# RATE MY TOOTHBRUSH



## Officer Dunngeon (Aug 16, 2002)

Yeah, here we go again...


----------



## stm4710 (Jul 6, 2004)

Looks like you have a small mouth.


----------



## Foxracingmtnridr (Feb 23, 2003)

I hope that where you keep it is far away from the toilet like in the medicine cabinet. Cause of not you might have a new toothpaste that you don't know about. It's called Fecal matter. It splashes up from the toilet when you flush it :-D

Scott :rock:


----------



## reno911_2004 (May 13, 2004)




----------



## Officer Dunngeon (Aug 16, 2002)

Foxracingmtnridr";p="60387 said:


> I hope that where you keep it is far away from the toilet like in the medicine cabinet. Cause of not you might have a new toothpaste that you don't know about. It's called Fecal matter. It splashes up from the toilet when you flush it :-D
> 
> Scott :rock:


Um, thank you... FOR THAT... :sq:


----------



## mpd61 (Aug 7, 2002)

Action photo for those with "oral fixations"


----------



## CJIS (Mar 12, 2005)

Foxracingmtnridr";p="60387 said:


> I hope that where you keep it is far away from the toilet like in the medicine cabinet. Cause of not you might have a new toothpaste that you don't know about.

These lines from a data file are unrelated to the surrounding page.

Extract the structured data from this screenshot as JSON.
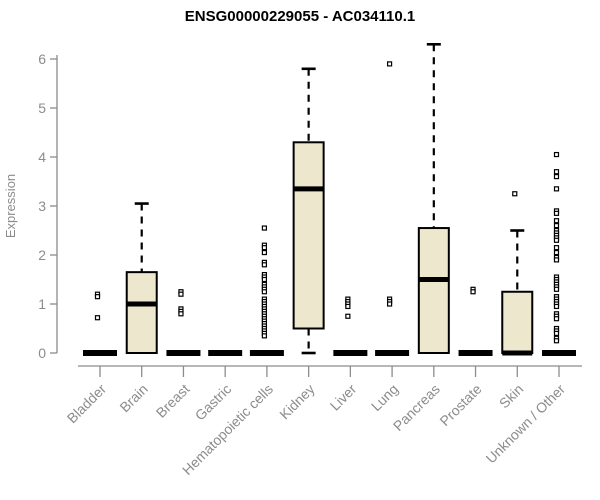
{
  "chart_data": {
    "type": "boxplot",
    "title": "ENSG00000229055 - AC034110.1",
    "ylabel": "Expression",
    "ylim": [
      0,
      6.4
    ],
    "yticks": [
      0,
      1,
      2,
      3,
      4,
      5,
      6
    ],
    "grid": false,
    "axis_color": "#8c8c8c",
    "box_fill": "#EDE7CE",
    "box_stroke": "#000000",
    "categories": [
      "Bladder",
      "Brain",
      "Breast",
      "Gastric",
      "Hematopoietic cells",
      "Kidney",
      "Liver",
      "Lung",
      "Pancreas",
      "Prostate",
      "Skin",
      "Unknown / Other"
    ],
    "series": [
      {
        "category": "Bladder",
        "q1": 0,
        "median": 0,
        "q3": 0,
        "whisker_low": 0,
        "whisker_high": 0,
        "outliers": [
          1.2,
          1.15,
          0.72
        ]
      },
      {
        "category": "Brain",
        "q1": 0,
        "median": 1.0,
        "q3": 1.65,
        "whisker_low": 0,
        "whisker_high": 3.05,
        "outliers": []
      },
      {
        "category": "Breast",
        "q1": 0,
        "median": 0,
        "q3": 0,
        "whisker_low": 0,
        "whisker_high": 0,
        "outliers": [
          1.25,
          1.2,
          0.9,
          0.85,
          0.8
        ]
      },
      {
        "category": "Gastric",
        "q1": 0,
        "median": 0,
        "q3": 0,
        "whisker_low": 0,
        "whisker_high": 0,
        "outliers": []
      },
      {
        "category": "Hematopoietic cells",
        "q1": 0,
        "median": 0,
        "q3": 0,
        "whisker_low": 0,
        "whisker_high": 0,
        "outliers": [
          2.55,
          2.2,
          2.15,
          2.05,
          1.85,
          1.8,
          1.6,
          1.55,
          1.5,
          1.4,
          1.35,
          1.3,
          1.25,
          1.1,
          1.05,
          1.0,
          0.95,
          0.9,
          0.85,
          0.8,
          0.75,
          0.7,
          0.65,
          0.6,
          0.55,
          0.5,
          0.45,
          0.4,
          0.35
        ]
      },
      {
        "category": "Kidney",
        "q1": 0.5,
        "median": 3.35,
        "q3": 4.3,
        "whisker_low": 0,
        "whisker_high": 5.8,
        "outliers": []
      },
      {
        "category": "Liver",
        "q1": 0,
        "median": 0,
        "q3": 0,
        "whisker_low": 0,
        "whisker_high": 0,
        "outliers": [
          1.1,
          1.05,
          1.0,
          0.95,
          0.75
        ]
      },
      {
        "category": "Lung",
        "q1": 0,
        "median": 0,
        "q3": 0,
        "whisker_low": 0,
        "whisker_high": 0,
        "outliers": [
          5.9,
          1.1,
          1.05,
          1.0
        ]
      },
      {
        "category": "Pancreas",
        "q1": 0,
        "median": 1.5,
        "q3": 2.55,
        "whisker_low": 0,
        "whisker_high": 6.3,
        "outliers": []
      },
      {
        "category": "Prostate",
        "q1": 0,
        "median": 0,
        "q3": 0,
        "whisker_low": 0,
        "whisker_high": 0,
        "outliers": [
          1.3,
          1.25
        ]
      },
      {
        "category": "Skin",
        "q1": 0,
        "median": 0,
        "q3": 1.25,
        "whisker_low": 0,
        "whisker_high": 2.5,
        "outliers": [
          3.25
        ]
      },
      {
        "category": "Unknown / Other",
        "q1": 0,
        "median": 0,
        "q3": 0,
        "whisker_low": 0,
        "whisker_high": 0,
        "outliers": [
          4.05,
          3.7,
          3.6,
          3.35,
          2.9,
          2.85,
          2.7,
          2.6,
          2.5,
          2.45,
          2.4,
          2.35,
          2.3,
          2.15,
          2.05,
          1.95,
          1.9,
          1.55,
          1.5,
          1.45,
          1.4,
          1.35,
          1.3,
          1.15,
          1.1,
          1.05,
          1.0,
          0.95,
          0.8,
          0.75,
          0.7,
          0.5,
          0.45,
          0.4,
          0.3,
          0.25
        ]
      }
    ]
  }
}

It's called Fecal matter. It splashes up from the toilet when you flush it :-D
> 
> Scott :rock:


That reminds me of the Show Mythbusters They did the myth about flushing the toilet and getting fecal matter on your toothbrush. It turns out no matter where you keep it in the bathroom traces of fecal will get on it. :shock:


----------



## Officer Dunngeon (Aug 16, 2002)

npd_323";p="60454 said:


> That reminds me of the Show Mythbusters They did the myth about flushing the toilet and getting fecal matter on your toothbrush. It turns out no matter where you keep it in the bathroom traces of fecal will get on it. :shock:


No... NO!!!!!!!!!!! Are you kidding?????????

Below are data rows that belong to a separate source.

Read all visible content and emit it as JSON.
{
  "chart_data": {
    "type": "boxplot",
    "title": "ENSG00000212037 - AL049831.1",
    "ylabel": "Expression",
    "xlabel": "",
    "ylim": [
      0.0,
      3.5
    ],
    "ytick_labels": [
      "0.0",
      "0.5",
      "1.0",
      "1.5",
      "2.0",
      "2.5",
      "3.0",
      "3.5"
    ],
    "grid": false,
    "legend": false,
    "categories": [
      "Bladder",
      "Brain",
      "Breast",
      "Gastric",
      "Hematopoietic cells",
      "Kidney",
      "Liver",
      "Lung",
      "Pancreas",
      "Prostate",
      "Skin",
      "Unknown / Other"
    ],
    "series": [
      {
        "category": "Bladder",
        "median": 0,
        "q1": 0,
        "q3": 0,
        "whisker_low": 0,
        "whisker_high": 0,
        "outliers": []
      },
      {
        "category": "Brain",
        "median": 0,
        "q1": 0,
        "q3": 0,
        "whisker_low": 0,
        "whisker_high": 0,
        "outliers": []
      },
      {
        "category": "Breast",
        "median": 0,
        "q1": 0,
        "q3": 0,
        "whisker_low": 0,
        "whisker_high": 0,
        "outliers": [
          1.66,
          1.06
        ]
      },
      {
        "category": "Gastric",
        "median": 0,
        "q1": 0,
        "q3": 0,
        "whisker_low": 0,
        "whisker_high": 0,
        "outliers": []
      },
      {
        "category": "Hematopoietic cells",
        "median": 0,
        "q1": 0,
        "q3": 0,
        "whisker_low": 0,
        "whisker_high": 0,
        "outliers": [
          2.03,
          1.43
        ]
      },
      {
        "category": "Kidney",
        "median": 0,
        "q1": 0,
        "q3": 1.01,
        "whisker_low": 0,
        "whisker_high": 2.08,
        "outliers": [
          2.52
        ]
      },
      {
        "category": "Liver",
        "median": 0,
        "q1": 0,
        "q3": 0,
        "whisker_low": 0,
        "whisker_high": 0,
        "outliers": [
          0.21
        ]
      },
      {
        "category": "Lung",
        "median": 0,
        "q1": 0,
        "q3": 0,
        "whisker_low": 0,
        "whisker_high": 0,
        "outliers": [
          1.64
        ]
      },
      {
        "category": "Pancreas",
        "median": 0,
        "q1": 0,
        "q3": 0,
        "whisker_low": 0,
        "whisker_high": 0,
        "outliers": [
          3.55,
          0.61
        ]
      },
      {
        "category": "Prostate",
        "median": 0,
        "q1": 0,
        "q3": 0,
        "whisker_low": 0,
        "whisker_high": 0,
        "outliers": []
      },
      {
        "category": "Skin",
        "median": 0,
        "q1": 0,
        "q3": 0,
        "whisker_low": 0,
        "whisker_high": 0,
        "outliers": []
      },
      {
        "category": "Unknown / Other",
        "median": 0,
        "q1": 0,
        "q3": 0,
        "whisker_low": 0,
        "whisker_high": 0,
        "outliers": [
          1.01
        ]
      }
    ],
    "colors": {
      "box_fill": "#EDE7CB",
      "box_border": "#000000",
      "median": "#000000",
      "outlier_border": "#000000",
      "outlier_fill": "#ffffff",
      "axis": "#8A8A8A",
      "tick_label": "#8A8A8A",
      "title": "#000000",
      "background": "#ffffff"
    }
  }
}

THAT IS F***ING DISGUSTING! :uc:

I am throwing that toothbrush out RIGHT NOW and from this point forward I am keeping the new one in my bedroom closet nestled in a toothbrush case cocooned in Saran Wrap.

But keep rating it anyway. :mrgreen:


----------



## MCOA41 (Sep 5, 2002)

Just 1 question before I rate it. Is it soft, medium or firm?

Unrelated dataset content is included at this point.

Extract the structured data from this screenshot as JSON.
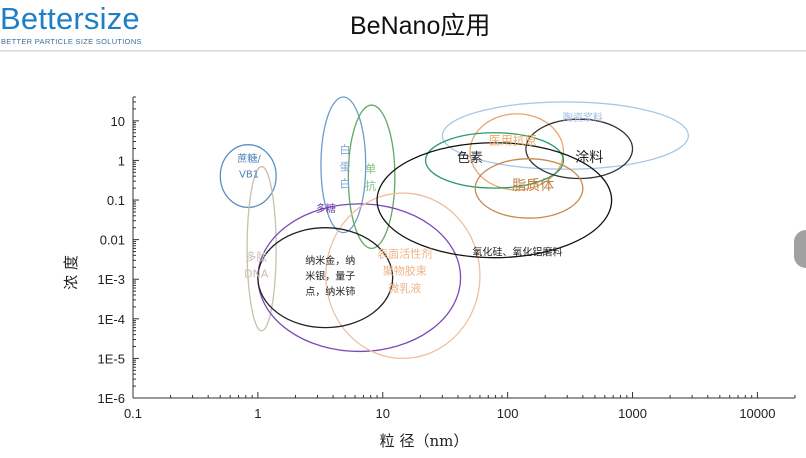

Now everyone getting your mind out of the gutter. They really do come in different firmnesses?


----------



## EOD1 (Mar 11, 2004)

ok I see ur tooth brush will be safe from poo residue, what about the tooth paste, make up, floss, contact lenses? ur not one of those poo sicko's are u?


----------



## Officer Dunngeon (Aug 16, 2002)

:up: 

Thanks, EOD... now I have to take EVERYTHING out of my damn bathroom! I won't even be able to keep any TP in there because I won't feel like it's clean! :roll:


----------



## MVS (Jul 2, 2003)

There's nothing wrong with that toothbrush, as long as you're happy with it, thats all the matters. Although the fecal matter discussion has me concerned.


----------



## badogg88 (Dec 17, 2003)

Well....you've all been brushing your teeth since you've been born with toothbrushes that have been kept in the bathroom. I don't think the fecal matter has really hurt anyone.

Although I did see that Mythbusters and it was quite disgusting.


----------



## Officer Dunngeon (Aug 16, 2002)

I can't help but be upset by this bit of information. I'm greatly perturbed.


----------



## CJIS (Mar 12, 2005)

Gee.... now I am sorry I even mentioned the whole thing about the fecal matter.  Oh well I look at it this way if most animals can eat their poo, and not get sick from it, I don't think a very very small trace of it on our toothbrushes is going to kill us.


----------



## Goose (Dec 1, 2004)

Foxracingmtnridr";p="60387 said:


> I hope that where you keep it is far away from the toilet like in the medicine cabinet. Cause of not you might have a new toothpaste that you don't know about. It's called Fecal matter. It splashes up from the toilet when you flush it :-D
> 
> Scott :rock:


I don't know about you; but I rinse my toothbrush before using it. :lol:


----------



## Killjoy (Jun 23, 2003)

mmmmmmmm......poo!


----------



## Foxracingmtnridr (Feb 23, 2003)

On a related note Hot Dogs made in NY are allowed a certain amount of rat Feces in them. It doesn't say rat feces on the package it goes under a chemical sounding name.

Yum yum want a Fenway frank Kids !!

Scott


----------



## SEABASS (Mar 29, 2004)

Feces in hot dogs are probably the least disgusting ingredient. Also tuna fish has cockroaches legs in each and every can. If ones looks hard enough after you drain the water out of the can, you can see them. Protein!!


----------



## Officer Dunngeon (Aug 16, 2002)




----------



## CenterMass (May 13, 2002)

That Poo monster will haunt my dreams for ever!!! lol


----------



## Irish Wampanoag (Apr 6, 2003)

Nice toothbrush! Does the mouth and lips come with it or is that extra? =P~


----------